It now seems very likely that Fine Gael and Fianna Fail, with likely the Green Party too, will comprise the next Irish government.
Between them, Fine Gael and Fianna Fail took about 45 percent of the vote in the recent election, a far cry from when Fianna Fail ruled all alone in power or Fine Gael ruled with a small Labour Party contingent to make up the numbers.
Fine Gael ruled for nine years before the results of this year’s election and originally intended to go into opposition. But the siren call of power is always hard to resist, and Leo Varadkar now looks ready to bring his team back into government.
At this stage, after nine years in charge, it seems unlikely that Fine Gael has too many tricks up its sleeves.
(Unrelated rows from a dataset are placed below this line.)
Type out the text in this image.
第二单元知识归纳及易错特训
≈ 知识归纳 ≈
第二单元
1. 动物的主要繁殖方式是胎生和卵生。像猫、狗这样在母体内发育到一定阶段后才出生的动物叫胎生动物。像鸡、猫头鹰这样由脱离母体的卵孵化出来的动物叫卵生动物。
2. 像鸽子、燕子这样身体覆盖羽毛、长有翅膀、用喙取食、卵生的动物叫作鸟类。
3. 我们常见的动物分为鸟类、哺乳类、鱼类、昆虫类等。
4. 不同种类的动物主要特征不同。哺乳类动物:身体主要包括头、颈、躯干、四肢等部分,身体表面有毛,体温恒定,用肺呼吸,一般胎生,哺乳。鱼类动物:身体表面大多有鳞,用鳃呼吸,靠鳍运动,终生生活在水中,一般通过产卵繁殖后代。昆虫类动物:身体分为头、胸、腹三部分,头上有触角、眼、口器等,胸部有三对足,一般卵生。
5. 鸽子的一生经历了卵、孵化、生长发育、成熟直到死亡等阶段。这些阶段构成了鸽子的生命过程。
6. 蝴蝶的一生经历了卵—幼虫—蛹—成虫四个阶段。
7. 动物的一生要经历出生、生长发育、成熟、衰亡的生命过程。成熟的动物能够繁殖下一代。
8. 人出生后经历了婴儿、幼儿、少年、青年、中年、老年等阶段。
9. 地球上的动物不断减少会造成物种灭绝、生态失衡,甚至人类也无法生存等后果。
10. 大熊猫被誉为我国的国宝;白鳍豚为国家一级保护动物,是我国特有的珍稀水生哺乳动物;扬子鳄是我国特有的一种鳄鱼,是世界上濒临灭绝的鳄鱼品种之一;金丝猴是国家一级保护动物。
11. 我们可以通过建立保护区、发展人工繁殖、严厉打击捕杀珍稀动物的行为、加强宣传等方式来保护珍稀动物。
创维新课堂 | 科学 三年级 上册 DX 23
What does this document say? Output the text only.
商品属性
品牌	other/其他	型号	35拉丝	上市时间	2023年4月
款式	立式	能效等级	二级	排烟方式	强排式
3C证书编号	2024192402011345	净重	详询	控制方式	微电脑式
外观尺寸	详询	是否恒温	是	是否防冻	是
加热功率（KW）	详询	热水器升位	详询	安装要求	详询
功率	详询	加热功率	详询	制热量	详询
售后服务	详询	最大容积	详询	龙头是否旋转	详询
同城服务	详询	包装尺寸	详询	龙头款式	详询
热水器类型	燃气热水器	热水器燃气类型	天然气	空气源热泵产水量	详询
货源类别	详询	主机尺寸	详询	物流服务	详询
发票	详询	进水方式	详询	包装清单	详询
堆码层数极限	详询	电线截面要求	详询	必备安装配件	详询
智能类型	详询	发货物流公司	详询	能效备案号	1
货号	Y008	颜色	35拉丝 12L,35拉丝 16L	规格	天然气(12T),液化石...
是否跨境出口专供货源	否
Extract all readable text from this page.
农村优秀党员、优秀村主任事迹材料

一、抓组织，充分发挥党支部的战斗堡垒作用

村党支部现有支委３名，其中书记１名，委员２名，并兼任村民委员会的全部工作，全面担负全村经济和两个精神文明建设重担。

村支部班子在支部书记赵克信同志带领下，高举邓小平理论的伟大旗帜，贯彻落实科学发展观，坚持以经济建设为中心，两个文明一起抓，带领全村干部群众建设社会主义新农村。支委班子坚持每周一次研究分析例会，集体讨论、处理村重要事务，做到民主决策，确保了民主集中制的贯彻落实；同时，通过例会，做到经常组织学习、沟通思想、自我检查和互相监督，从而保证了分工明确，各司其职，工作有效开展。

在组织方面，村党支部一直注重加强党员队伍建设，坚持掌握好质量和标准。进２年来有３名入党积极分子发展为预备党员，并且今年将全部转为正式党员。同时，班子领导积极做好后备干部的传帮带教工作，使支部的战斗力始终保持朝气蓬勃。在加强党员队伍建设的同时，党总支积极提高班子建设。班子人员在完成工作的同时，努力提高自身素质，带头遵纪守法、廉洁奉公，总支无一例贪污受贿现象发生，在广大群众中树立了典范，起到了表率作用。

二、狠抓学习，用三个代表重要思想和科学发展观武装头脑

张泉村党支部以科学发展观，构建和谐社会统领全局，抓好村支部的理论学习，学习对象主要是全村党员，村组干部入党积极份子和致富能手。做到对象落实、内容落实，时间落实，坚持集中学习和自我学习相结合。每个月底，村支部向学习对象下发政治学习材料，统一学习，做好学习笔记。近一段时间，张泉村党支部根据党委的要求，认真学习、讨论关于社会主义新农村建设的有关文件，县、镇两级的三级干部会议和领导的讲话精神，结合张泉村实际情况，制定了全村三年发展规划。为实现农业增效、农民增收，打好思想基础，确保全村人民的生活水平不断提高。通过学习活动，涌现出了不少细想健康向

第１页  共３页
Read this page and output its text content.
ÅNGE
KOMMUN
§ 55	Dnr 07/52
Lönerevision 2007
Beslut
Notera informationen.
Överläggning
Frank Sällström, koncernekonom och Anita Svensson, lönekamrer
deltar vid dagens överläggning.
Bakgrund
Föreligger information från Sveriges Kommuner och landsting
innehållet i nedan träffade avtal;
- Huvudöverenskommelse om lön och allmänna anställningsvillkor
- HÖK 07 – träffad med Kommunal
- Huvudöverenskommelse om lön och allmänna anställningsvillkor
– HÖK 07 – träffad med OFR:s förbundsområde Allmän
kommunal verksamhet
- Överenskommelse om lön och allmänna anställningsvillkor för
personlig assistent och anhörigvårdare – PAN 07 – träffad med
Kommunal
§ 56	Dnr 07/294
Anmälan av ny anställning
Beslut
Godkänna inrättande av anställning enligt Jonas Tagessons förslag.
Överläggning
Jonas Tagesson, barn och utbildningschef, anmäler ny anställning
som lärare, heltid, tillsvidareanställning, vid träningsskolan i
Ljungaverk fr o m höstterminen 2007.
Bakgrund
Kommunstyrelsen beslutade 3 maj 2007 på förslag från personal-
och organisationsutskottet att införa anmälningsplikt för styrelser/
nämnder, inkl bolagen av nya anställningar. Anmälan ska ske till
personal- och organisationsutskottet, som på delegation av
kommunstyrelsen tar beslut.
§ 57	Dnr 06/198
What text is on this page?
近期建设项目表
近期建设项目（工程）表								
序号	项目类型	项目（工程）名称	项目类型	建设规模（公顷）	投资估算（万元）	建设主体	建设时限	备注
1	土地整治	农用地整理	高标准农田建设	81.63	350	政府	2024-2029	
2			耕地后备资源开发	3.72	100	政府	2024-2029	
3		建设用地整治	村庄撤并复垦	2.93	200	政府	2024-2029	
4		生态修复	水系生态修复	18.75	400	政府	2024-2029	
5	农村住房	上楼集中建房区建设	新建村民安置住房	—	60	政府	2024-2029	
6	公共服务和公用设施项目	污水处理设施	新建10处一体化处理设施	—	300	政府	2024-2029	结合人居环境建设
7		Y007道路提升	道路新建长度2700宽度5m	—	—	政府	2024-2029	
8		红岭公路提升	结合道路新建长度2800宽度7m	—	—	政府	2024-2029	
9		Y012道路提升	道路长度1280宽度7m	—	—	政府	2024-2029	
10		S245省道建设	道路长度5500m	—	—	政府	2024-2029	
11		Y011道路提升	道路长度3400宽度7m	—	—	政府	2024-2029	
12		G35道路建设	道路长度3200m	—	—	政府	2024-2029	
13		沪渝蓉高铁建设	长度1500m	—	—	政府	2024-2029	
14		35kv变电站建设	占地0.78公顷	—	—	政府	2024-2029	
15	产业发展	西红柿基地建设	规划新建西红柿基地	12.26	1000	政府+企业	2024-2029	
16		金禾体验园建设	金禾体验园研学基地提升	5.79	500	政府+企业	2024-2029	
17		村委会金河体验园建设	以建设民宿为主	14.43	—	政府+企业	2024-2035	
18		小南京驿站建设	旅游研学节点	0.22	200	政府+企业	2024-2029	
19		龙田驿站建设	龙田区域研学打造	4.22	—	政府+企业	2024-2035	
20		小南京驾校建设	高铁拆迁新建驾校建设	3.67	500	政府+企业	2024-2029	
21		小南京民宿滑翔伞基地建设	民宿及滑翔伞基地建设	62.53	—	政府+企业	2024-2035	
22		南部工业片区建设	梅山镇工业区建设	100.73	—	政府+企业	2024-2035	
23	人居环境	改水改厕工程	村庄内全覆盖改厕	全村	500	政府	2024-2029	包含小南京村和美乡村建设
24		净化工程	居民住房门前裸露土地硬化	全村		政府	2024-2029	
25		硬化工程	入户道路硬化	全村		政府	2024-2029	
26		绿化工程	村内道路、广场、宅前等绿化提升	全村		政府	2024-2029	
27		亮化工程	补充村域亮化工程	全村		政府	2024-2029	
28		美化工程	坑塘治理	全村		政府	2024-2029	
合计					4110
They suffer from a reputation for having bright, articulate and highly educated ministers in government, but many of those ministers are politicians who have never really understood the world of struggle and challenge that so many of Ireland’s less well-off citizens experience.
The bright boy approach worked very well on the European stage when handling the Brexit issue which they negotiated superbly, but Fine Gael never fully understood the anger and angst among the electorate on issues such as hospital care and affordable housing. One wonders what new wrinkles they can add in government.
On the other hand, Fianna Fail leader Micheal Martin has been grasping for power since 2011 when he was the last man standing in the government that almost bankrupted Ireland as the Celtic Tiger dream became a crushing nightmare,
Fianna Fail’s poor performance in 2020 shows there's still more than a vestigial anger at the cronyism of the old Fianna Fail and a huge mistrust of the party in power.
Martin knows this is his only opportunity to become taoiseach, even if it is a rotating job between him and the Fine Gael leader. He has single-handedly brought the party through its hardest years, but there still remains huge doubts about the “new” Fianna Fail.
Martin clearly fears Sinn Fein more than Fine Gael as evidenced by his rants aimed at that party and proclaiming them as unclean. Interestingly, he had no qualms meeting them and working with them when he was Irish foreign minister in the 1990s. Likewise, as taoiseach, he would have extensive dealing with Sinn Fein on north/south consultative bodies as part of the Good Friday Agreement.
Ironically, bringing Sinn Fein and not Fine Gael Into government might have been a much smarter plan in terms of the future for Fianna Fail. Nothing takes the gloss off shiny fresh parties like a few years in government dealing with very tough decisions.
Sinn Fein will protest that they won’t be part of the government but privately might admit it is no great problem as the party can benefit greatly in terms of building up a strong political team for the next election which might not be long away.
A few years out of power is an ephemera for a party well placed to play the long game as Sinn Fein proved in the North. Fianna Fail and Fine Gael will likely take the spoils on this occasion and form a government, but they must know their own futures are no longer guaranteed as members of a governing party in tough times and great impatience among the electorate which did not vote for this particular combination as they clearly do not represent change.
The further rise of Sinn Fein may be the ultimate outcome.